Shipboard studies of calcareous microfossils (calcareous nannofossils, planktonic foraminifers, and benthic foraminifers) allow new micropaleontological constraints to be placed on the evolutionary history of Shatsky Rise. At Sites U1346 and U1347, Early Cretaceous calcareous nannofossils and benthic foraminifers were successfully retrieved from calcareous and/or siliciclastic sediments immediately above the basaltic basement sections. The youngest basement ages based on calcareous nannofossils are Berriasian–Hauterivian for Site U1346 and Berriasian–Valanginian for Site U1347. These estimates compare well with the ages delineated by magnetic lineations (Fig. F3). Benthic foraminifers comprise a unique monofamily assemblage, which has not been reported from any other Cretaceous Pacific deep-sea sections and gives significantly shallow paleowater depths of <500 m for Site U1346 and <200 m for Site U1347 (Fig. F26). This finding provides an independent line of evidence for shallow-water (possibly subaerial?) eruption of Shirshov, Ori, and Tamu massifs, complementing other sedimentological and physical volcanological observations.

At Site U1348, the ~80 m thick pelagic sediment cover of Tamu Massif (northern flank) yields diverse, abundant planktonic foraminifers ranging in age from the mid- to Late Cretaceous (Aptian–Campanian). The nearly linear age-depth relationship shows the absence of a major sedimentation gap. Noteworthy is the recovery of 120 Ma ooze (early Aptian), probably the oldest known fresh pelagic sediment, and it certainly ensures stable isotopic study of individual foraminifer species. Future progress in taxonomic, paleoecological, and paleoceanographic studies of foraminifers are highly anticipated.

Physical volcanology and igneous petrology

One of the key objectives of Expedition 324 was to determine the nature, duration, and rates of LIP volcanism for the Shatsky Rise. This oceanic plateau was previously drilled during Leg 198 at Site 1213 on Tamu Massif and revealed a series of three fine-grained massive volcanic flow units, each ~8–15 m thick. A total of five new sites (U1346–U1350) on Shatsky Rise were chosen to drill igneous basement and to provide geographical spread across its three main massifs.

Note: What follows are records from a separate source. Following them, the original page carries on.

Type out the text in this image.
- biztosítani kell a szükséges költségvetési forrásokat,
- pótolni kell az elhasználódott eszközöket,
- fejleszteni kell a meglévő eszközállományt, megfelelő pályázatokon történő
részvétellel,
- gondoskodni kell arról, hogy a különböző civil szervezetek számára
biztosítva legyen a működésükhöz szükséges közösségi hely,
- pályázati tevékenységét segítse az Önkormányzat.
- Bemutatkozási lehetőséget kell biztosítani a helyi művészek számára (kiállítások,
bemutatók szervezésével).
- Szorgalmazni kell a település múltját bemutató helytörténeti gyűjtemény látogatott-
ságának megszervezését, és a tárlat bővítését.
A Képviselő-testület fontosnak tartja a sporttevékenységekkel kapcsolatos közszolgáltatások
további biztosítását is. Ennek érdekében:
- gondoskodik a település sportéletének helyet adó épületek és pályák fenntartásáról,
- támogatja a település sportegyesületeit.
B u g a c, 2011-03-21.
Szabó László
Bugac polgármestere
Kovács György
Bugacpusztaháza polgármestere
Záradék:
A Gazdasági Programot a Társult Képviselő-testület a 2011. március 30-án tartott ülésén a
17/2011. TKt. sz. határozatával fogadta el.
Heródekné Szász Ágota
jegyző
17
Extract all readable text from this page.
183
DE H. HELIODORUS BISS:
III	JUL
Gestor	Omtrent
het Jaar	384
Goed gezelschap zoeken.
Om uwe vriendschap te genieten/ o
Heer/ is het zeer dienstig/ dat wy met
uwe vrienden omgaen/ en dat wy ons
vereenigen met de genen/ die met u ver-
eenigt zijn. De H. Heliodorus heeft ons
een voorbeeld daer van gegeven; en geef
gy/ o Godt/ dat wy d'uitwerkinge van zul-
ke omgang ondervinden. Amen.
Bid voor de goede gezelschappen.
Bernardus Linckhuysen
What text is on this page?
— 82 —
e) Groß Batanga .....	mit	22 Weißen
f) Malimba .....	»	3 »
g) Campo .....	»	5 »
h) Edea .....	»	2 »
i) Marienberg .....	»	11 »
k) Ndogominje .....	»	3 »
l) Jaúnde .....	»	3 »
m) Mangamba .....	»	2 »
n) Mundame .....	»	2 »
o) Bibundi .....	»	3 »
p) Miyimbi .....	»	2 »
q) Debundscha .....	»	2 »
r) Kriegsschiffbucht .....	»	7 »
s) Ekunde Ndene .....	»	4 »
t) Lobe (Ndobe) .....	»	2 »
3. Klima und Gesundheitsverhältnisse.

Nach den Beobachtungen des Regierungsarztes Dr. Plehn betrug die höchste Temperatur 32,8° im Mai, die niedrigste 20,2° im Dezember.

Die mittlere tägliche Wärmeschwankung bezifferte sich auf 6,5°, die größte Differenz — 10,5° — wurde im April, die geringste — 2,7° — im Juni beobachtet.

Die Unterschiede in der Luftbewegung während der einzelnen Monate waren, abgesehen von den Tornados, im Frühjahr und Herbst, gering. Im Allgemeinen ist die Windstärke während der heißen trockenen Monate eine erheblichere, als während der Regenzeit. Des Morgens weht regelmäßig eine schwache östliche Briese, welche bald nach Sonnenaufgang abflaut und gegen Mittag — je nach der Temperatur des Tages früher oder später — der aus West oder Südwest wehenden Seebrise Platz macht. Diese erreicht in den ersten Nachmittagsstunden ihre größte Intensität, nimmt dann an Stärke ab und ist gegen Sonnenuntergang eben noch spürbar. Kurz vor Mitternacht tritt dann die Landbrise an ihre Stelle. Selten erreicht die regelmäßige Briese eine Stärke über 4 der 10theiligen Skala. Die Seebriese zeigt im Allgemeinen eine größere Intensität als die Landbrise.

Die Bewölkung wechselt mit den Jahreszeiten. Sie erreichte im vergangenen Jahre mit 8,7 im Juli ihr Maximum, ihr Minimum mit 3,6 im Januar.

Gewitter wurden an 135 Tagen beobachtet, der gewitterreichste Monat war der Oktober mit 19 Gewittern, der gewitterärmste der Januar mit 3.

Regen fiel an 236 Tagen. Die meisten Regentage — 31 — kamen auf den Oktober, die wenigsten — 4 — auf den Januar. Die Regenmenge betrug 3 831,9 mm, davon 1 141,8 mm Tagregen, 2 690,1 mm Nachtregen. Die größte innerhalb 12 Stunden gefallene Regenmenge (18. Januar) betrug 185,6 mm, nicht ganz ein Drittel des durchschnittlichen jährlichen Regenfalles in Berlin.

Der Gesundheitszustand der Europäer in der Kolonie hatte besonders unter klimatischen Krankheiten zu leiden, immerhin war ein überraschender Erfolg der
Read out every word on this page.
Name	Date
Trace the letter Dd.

The volcanology of Shatsky Rise is more complex than initially anticipated with each hole exhibiting different characteristics and combinations of units (Fig. F9). The typical igneous units are, in order of increasing size: (1) pillow lavas (~0.2–1.0 m diameter) displaying typical glassy rinds, chilled zones, internal vesicle distributions, and joint patterns; (2) pillowlike inflation units (~0.8–2.0 m thick) displaying glassy rinds or contacts, chilled zones, vesicular tops, and degassed interiors with pipe vesicles; (3) smaller massive flow units (~2–4 m thick) with vesicular tops, homogeneous, coarser grained interiors with pipe vesicles and segregation features, and narrow basal chilled zones; and finally (4) large massive flow units (~5–23 m thick) with narrow, glassy upper contacts, vesicular tops grading down into a vertically extensive, nonvesicular, degassed interiors with sparse, well-developed pipe vesicles and segregation features, a coarser crystal groundmass, and a narrow basal chilled zone. Overall, the vesicularity of the igneous units was high and most sites are characterized by a high proportion of smaller sized inflation units. However, although the large massive flow units are less common, they can constitute a significant proportion of the core. Often the lava flows and pillow basalts are intercalated or directly overlain by relatively to very shallow marine sediments, indicating that most lavas erupted at shallow depths and low hydrostatic pressures. In one instance, at Site U1349, several reddened flow tops occur, probably indicative of subaerial eruption, or at least a period of emergence.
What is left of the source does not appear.